OpenRouter tells a similar tale, capturing a larger though slightly less enterprise-focused segment of the market. DeepSeek V4 Flash leads in overall usage, processing 5.3 trillion tokens weekly. The most popular frontier model, Opus 4.8, handles just over 2 trillion. OpenRouter doesn’t rank models by total spend, but it reports the average token cost for Opus 4.8 is roughly 23 times higher than V4 Flash ($1.37 per million tokens versus just 6 cents). That suggests Opus still captures the lion’s share of spending.

These figures don’t even account for the newest arrival, Nvidia’s Nemotron, which is poised to leap to the front of the pack thanks to Nvidia’s strong connections and the model’s extreme adaptability.

While the data doesn’t fully prove Zhang’s point about AI lifecycles, it does show that frontier labs like Anthropic aren’t hurting much from the rise of open source,at least not yet. One explanation is that the market for AI-addressable tasks is growing so quickly that top models maintain their position simply by dominating early-stage deployments. As Zhang puts it, “The frontier labs will keep owning discovery. Open source will increasingly own production.” Another possibility is that many use cases are so difficult that they can’t be entirely replaced by cheaper alternatives.
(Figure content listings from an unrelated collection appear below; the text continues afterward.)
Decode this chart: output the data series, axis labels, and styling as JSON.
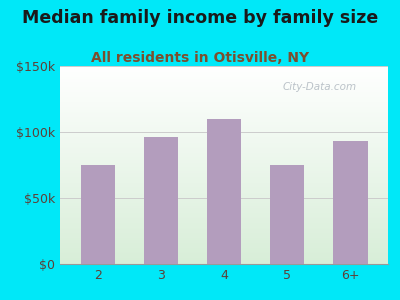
{
  "title": "Median family income by family size",
  "subtitle": "All residents in Otisville, NY",
  "categories": [
    "2",
    "3",
    "4",
    "5",
    "6+"
  ],
  "values": [
    75000,
    96000,
    110000,
    75000,
    93000
  ],
  "bar_color": "#b39dbd",
  "ylim": [
    0,
    150000
  ],
  "yticks": [
    0,
    50000,
    100000,
    150000
  ],
  "ytick_labels": [
    "$0",
    "$50k",
    "$100k",
    "$150k"
  ],
  "background_outer": "#00e8f8",
  "background_inner_topleft": "#ffffff",
  "background_inner_topright": "#d4ecd4",
  "background_inner_bottom": "#ffffff",
  "title_color": "#1a1a1a",
  "subtitle_color": "#7b4f2e",
  "tick_color": "#5d4037",
  "watermark": "City-Data.com",
  "title_fontsize": 12.5,
  "subtitle_fontsize": 10,
  "grid_color": "#cccccc"
}
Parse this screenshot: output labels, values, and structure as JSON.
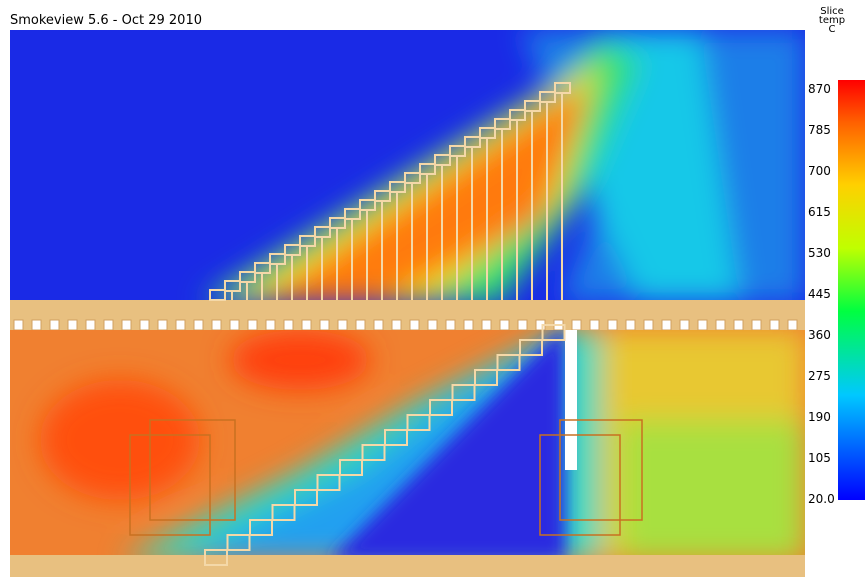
{
  "header": {
    "title": "Smokeview 5.6 - Oct 29 2010"
  },
  "colorbar": {
    "heading": [
      "Slice",
      "temp",
      "C"
    ],
    "labels": [
      "870",
      "785",
      "700",
      "615",
      "530",
      "445",
      "360",
      "275",
      "190",
      "105",
      "20.0"
    ]
  }
}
Either way, this two-tiered economy of models may become a stable feature of the AI landscape.

As recently as last September, I wrote about the possibility that foundation labs would end up selling coffee beans to Starbucks,serving as commodity inputs while the application layer reaped the rewards. Some of that prediction came true. Vertical AI plays switched to lighter models, and the economics of “GPT wrapper” startups have remained mostly stable.

But we’re also seeing that, token for token, frontier providers have held on to the most desirable part of the marketplace: the premium token price. And that doesn’t seem likely to change anytime soon.